The initiative was created by the Heritage Center for Ethiopian Jewry and Eshkolot – a nonprofit organization with dozens of centers across he country that promote Israeli and Jewish culture.

The website include various activities and information to allow both Ethiopian Jews and people who know nothing about Sigd to have a colorful and educational experience. Content will focus on community life of Ethiopian Jewry, personal aliyah stories, the meaning of the Sigd holiday and its traditions, and its deep roots to the Jewish nation as a whole.

Users will be able to experience an online escape room portraying the story of Ethiopian Jewry, quizzes about Sigd and its connection to the city of Jerusalem and exciting aliyah stories of 17 individuals considered heroes among the Ethiopian Jewish community.

“This initiative is taking place for the first time this year with the purpose of connecting the Israeli public with the rich heritage of Ethiopian Jewry. Thanks to the new website, the general public can now discover new information in an accessible and interactive way and be exposed to the special story of Ethiopian Jewry.

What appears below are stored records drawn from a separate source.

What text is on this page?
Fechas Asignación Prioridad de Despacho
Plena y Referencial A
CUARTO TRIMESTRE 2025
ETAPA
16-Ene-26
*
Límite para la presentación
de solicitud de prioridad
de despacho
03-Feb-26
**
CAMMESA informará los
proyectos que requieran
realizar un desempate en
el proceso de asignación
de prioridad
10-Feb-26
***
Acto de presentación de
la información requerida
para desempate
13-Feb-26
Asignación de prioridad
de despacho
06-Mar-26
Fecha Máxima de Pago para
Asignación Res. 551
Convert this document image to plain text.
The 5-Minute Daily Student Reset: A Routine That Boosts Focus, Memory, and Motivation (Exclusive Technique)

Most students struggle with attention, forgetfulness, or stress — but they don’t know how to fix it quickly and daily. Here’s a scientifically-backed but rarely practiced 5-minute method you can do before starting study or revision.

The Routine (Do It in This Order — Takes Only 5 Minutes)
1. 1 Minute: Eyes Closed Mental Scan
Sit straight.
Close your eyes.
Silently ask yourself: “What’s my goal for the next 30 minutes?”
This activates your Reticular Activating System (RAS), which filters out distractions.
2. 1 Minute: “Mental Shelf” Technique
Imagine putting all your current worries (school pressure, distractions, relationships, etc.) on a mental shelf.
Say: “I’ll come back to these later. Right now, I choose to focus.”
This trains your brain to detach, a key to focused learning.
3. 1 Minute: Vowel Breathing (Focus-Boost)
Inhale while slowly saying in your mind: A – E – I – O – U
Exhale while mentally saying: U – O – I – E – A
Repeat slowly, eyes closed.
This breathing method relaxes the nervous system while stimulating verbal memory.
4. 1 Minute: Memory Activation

The Sigd holiday represents the yearning, the belief and the great expectation of many generations of Ethiopian Jews to reach Jerusalem,” Eshkolot CEO Aidr Vishnia said.

Various events and ceremonies for marking Sigd are planned throughout the country between Sunday evening and Monday. These include a special event organized by the Eshkolot organization on Sunday and a praying ceremony at the Armon Hanatziv Promenade in Jerusalem expected to star at 12:00 pm (Israel time) on Monday.

The ceremony, which has been organized for the past 4 years by the Culture and Sport Ministry, will be attended by President Reuven Rivlin, Prime Minister Benjamin Netanyahu, Culture and Sport Minister Chili Tropper and Aliyah and Integration Minister Pnina Tamano-Shata.

On Sunday, Kan News will broadcast a special program for Sigd from 16:00 pm (Israel time) that will continue into the night with special panels, personal stories and performances by members of the Ethiopian community in Israel.

“The Sigd holiday is taken from the Ezra–Nehemiah book in the Bible, and Ethiopian Jewry has been preserving its tradition for thousands of years of exile … the special holiday mostly symbolizes the importance of prayer and unity for a nation. Today more than ever, we have the opportunity of learning from the holiday about the importance of sticking together, that more room needs to be given for defining ourselves as one nation – as a chance to erect bridges and rejoice over the fact that we are finally home,” Tamano-Shata said in a statement.